Income Taxes

Unlocking the Mystery of Income Taxes

In Income Planning, Retirement Thinking, Tax Planning by Adam Cufr

There’s so much information in the headlines and financial media about taxes. Whether it’s what deductions you may be missing or simply a hate piece about how awful taxes are, I sometimes ask myself, “Do people even know how taxes really work?”

In fact, it’s extremely common for even very high-earning and otherwise financially successful people to not know a fundamental piece of tax information that, if better understood, would unlock the mystery of how income taxes work. 

The secret to having a reasonable understanding of income taxes is a firm grasp of how progressive tax rates work. Using a basic illustration, we’ll gain context of this sometimes-perplexing concept. 

A Brief Summary of U.S. Tax Rates

A tax system that is progressive applies higher tax rates to higher levels of income. The US has income tax brackets that range from 10% to 37%. This design leads to higher-income individuals or couples paying a larger share of income taxes than lower-income individuals or couples.

Here’s an example of how progressive tax rates may look (rates change every year):

Example Tax Rate Bracket Income Ranges
37%   $693,750 or more
35%   $462,500 to $693,750
32%   $364,200 to $462,500
24%   $190,750 to $364,200
22%   $89,450 to $190,750
12%   $22,000 to $89,450
10%   $0 to $22,000

Using this example chart, a married couple who files jointly who has a combined taxable income of $190,749 is in the 22% tax bracket. But what this really means to them requires a bit more explanation. To understand what it means to be in the 22% tax bracket, we must define some additional terms, effective tax rate and marginal tax rate.   

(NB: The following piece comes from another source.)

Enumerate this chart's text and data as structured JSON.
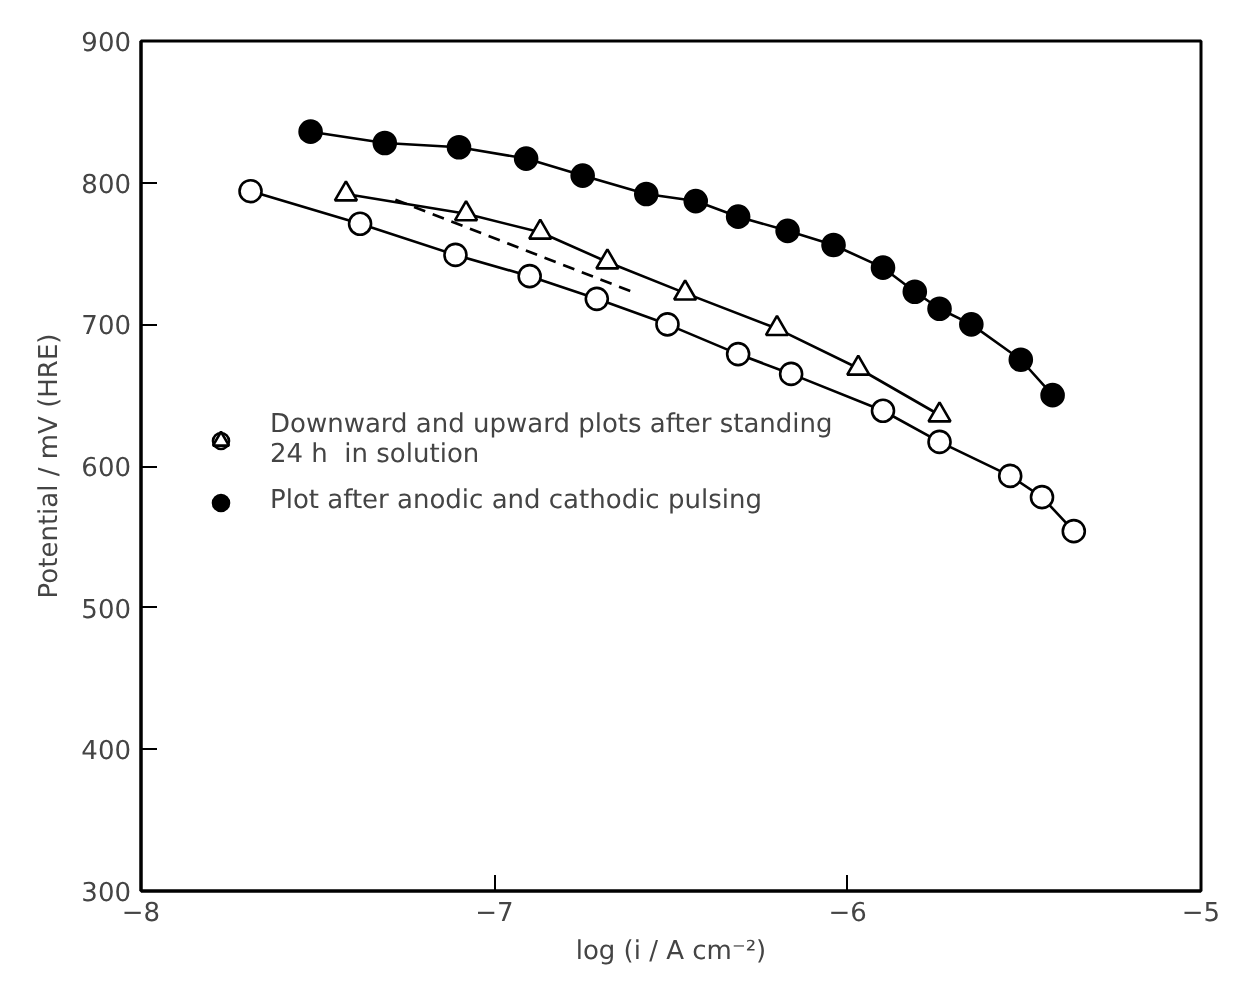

The effective (or average) tax rate is the percentage of your income that you actually pay in taxes each year; it’s an average or a ‘blend’ of the tax rates resulting from your total income applied to the corresponding tax brackets. Using the chart, a couple’s first $22,000 of income is taxed at the 10% rate, their income between $22,000 and $89,450 is taxed at a 12% rate, their income above that amount is taxed at 22% and so on. Thus, there are ‘bands’ of their total income that are taxed differently, or progressively, as you go up the brackets.  

The marginal tax rate is the amount of additional tax paid for every added dollar earned as income. For instance, our example couple with $190,749 of household taxable income is ‘in the 22% bracket’ but if they add one more dollar of income, that next dollar is taxed at 24%, that next dollar’s marginal tax rate.

So, a person may have an effective (or average) tax rate of 12% per year (paying 12% of their income in taxes) while having a marginal tax rate of 22% (they’re ‘in the 22% bracket’). In practice then, this means any decision they make that adds to their $190,749 income has a 24% tax owned on that next dollar.

Here’s where a lot of people are confused. Because their income may fall within the 22% or 24% tax bracket, they believe they’re paying 22% or 24% of their total income in taxes. To the contrary, our example shows that they’re actually paying only 12% of their total income in taxes after blending their income earned in the lower brackets with the income earned in the higher brackets.  

Why does this distinction matter?

As we consider the decisions that any of us may make as we save for retirement or head into retirement, we can control where we invest, from which accounts we draw money from, and to an extent, how much our taxable income is. We certainly can’t control the tax brackets and tax rates issued by the IRS, but we can control how we manage our own finances within that system. And some of what we can do to control our behaviors in the tax system are part of the retirement planning process. 

We may not be able to choose the tax system we’re in, but we can choose how we navigate it. And when we consider that the next decision we make concerning our finances can have a 22% or 24% or a 37% impact, it pays to have a strategy. It literally pays.